I chose to cast something very small and subtle to ’em, so I rigged up a small grub on a spinning rod with 8-pound test line. Sure enough, I caught three of the four bass I saw on my LiveScope. For the rest of the afternoon, I made a conscious effort to target that first depth change off the bank and I turned a poor day of fishing into a surprisingly productive one.
Throw that jerkbait
I’ll be the first to admit that I’m not a huge fan of jerkbait fishing. I throw a jerkbait more than you’d think, however, because the dang thing just gets bites. If you held a gun to my head and told me to go catch a bass right this second, a jerkbait would be the first thing I’d throw. They’re like bass candy.
Once a spring cold front rolls through, in addition to the high barometric pressure, you’re also left with high winds. It’s been so bad here lately that I’ve had to leave the big water a few times and head up rivers to get away from the huge swells.
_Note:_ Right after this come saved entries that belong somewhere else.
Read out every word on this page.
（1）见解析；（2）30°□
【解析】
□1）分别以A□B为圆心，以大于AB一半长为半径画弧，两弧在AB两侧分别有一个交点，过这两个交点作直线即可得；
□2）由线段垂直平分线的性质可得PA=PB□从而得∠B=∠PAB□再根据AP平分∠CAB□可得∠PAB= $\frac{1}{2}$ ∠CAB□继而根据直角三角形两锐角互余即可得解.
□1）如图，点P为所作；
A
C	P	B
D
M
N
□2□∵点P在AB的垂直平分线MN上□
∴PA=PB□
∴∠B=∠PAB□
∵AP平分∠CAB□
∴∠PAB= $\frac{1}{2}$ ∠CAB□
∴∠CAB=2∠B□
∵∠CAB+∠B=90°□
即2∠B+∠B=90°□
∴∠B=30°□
You can use this wind to your advantage, though. It will position both baitfish and bass on windblown points and seawalls throughout the lake and there is no better lure for windy conditions than a jerkbait. The waves and ripples created by the wind distort the profile of the jerkbait just enough to hide any unnatural characteristics such as hooks and split rings, which makes it much easier to fool bass.
Even if you’re not crazy about jerkbaits, try it during the next cold front. I’ve had nasty days lately when I’ve caught upwards of 30 bass in just a few hours. Is it because I’m that good? Heck no. Absolutely not. It’s because a jerkbait flat-out catches ’em during cold fronts.
Beat it up
I wish I had some elaborate biological explanation for this point, but sadly I don’t. But this has been a big deal for me throughout these spring weather fronts. Do not be afraid to hit a productive spot several times during the day. When I run across a good stretch where I can get a few bites, I’ll come back every hour or so and beat the fire out of it. Fish are moving constantly right now, so I don’t try to “save” fish for the next day or the next tournament. I milk everything for every ounce it’s worth because chances are, those fish won’t stay there long.
There is a reason those fish are there. Whether it’s the presence of bait, bottom composition or vegetation, it all depends. But again, they’re there for a reason and in cold front conditions, their feeding windows get incredibly small. So revisiting a productive spot several times increases the likelihood of you pulling up while they happen to be feeding. Or at least that’s my opinion.
So try these tips on your next trip. If you run across a little scrape of ’em, come back in an hour or two. Don’t peg your weight. Throw a jerkbait. Back off the bank a little bit. I’m willing to bet if you try these things out, you won’t be so hesitant to go fishing during that next cold front.